Those studies that have been conducted so far have been really cautious—and appropriately so—in terms of what might happen to the offspring of individuals treated with genetic therapy such as CRISPR. However, regarding the use of CRISPR to alter the gamete itself, I do not think we have enough information regarding how expression of the manipulated gene would differ in males and females across the life-span, that is, in the presence or absence of steroid hormones.
In using the CRISPR technique on a gamete, the outcome would seem to depend on whether the gene being modified is on an X chromosome or a Y chromosome, and how the genes on the autosome are modulated by the sex chromosome. We know, for example, that a whole cluster of genes on the Y chromosome can affect autosomal gene expression.

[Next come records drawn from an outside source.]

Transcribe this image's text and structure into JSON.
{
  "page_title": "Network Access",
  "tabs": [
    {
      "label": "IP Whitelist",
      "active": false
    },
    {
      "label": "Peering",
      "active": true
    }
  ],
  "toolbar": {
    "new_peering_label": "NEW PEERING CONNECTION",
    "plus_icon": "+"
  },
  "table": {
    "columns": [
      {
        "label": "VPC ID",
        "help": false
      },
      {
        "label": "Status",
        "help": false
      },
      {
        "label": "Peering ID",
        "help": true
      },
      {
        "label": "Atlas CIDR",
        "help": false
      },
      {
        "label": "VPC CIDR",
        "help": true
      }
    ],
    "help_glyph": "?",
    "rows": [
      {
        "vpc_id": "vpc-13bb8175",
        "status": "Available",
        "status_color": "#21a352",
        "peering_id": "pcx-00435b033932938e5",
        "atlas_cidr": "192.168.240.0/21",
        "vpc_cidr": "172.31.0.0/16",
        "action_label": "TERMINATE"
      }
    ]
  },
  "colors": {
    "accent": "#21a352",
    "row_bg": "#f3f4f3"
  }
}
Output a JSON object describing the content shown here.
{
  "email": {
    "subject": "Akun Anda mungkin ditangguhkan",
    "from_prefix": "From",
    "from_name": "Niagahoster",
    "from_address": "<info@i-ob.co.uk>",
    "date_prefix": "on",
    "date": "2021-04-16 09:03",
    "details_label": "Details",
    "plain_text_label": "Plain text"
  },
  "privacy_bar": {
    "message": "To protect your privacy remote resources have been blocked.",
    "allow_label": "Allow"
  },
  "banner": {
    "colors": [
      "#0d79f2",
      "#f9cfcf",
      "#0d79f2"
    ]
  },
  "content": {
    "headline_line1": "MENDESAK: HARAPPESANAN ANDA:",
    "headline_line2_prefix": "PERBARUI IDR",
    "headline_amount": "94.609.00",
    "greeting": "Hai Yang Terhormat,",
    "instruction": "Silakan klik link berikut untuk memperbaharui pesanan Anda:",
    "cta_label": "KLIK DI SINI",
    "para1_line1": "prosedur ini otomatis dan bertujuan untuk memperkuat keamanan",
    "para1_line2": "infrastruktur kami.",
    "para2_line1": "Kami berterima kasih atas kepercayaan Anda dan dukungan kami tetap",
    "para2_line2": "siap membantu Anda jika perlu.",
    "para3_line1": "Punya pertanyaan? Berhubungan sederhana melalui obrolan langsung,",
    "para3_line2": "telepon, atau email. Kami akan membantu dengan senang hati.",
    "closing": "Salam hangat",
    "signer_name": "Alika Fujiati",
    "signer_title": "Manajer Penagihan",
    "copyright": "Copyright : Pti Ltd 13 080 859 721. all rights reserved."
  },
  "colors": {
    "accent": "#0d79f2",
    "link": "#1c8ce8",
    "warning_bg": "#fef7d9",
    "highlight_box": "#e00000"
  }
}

To me, it seems that it would be easier to manipulate the gamete rather than the embryo; it might be easier to track the outcomes. But again, I think these are questions that have yet to be explored experimentally.
Dr. Legato:
Professor Henry T. Greely is the Director of the Center for Law and the Biosciences at Stanford University. Dr. Greely, can you comment?
Prof. Greely:
I agree that they have yet to be explored experimentally, but I think Dr. Church is clearly right here in theory. If you can come up with cell lines of gametes or gamete progenitors and do the editing in those, at least you will know whether the editing took properly, whether there were off-target implications, and so on. This approach would avoid the mosaicism problem, which occurs when not all the cells in the embryo pick up the same changes.
Dr. Legato:
Professor Greely, in an interview on March 14, 2016, you urged a balanced regulatory approach to gene editing, but you also pointed out that there is no time to lose. Furthermore, you felt that the editing of nonhuman genomes was an immediate concern and that gene editing in humans was in the far-distant future. Is that still your feeling?
Prof. Greely:
I am not sure that I would say far-distant future, but it is in the distant future, mainly because we care so much more about humans and regulate human uses much more carefully. Lawyers get involved in human uses. Mothers have to be willing to take the risks involved, as do IVF clinics, physicians, and others. In contrast, if someone wants to modify the genome of mosquitoes or of Escherichia coli, both the laws and the practical barriers to those modifications represent infinitely smaller obstacles than they would for doing any work with humans.
I am much more concerned about our unpreparedness for dealing with nonhuman modifications through CRISPR, particularly if coupled with a technology called gene drive, which will move changes through populations quickly, than I am about issues with humans. Issues with humans are interesting, but we have time to work them out.
Dr. Legato:
Mr. Sherif Moussa is a legal consultant for the Foundation for Gender-Specific Medicine.
Mr. Moussa:
Professor Greely, could you further explain what you mean by a balanced regulatory approach?
Prof. Greely:
The description would differ depending on whether you are talking about human or nonhuman uses. With humans, safety issues have to be taken extraordinarily seriously. I would envision a regulatory approach similar to that of the U.S. Food and Drug Administration (FDA), which looks at the costs versus the benefits, the risks versus the potential benefits, safety, and efficacy as a combined concept. That approach makes a lot of sense.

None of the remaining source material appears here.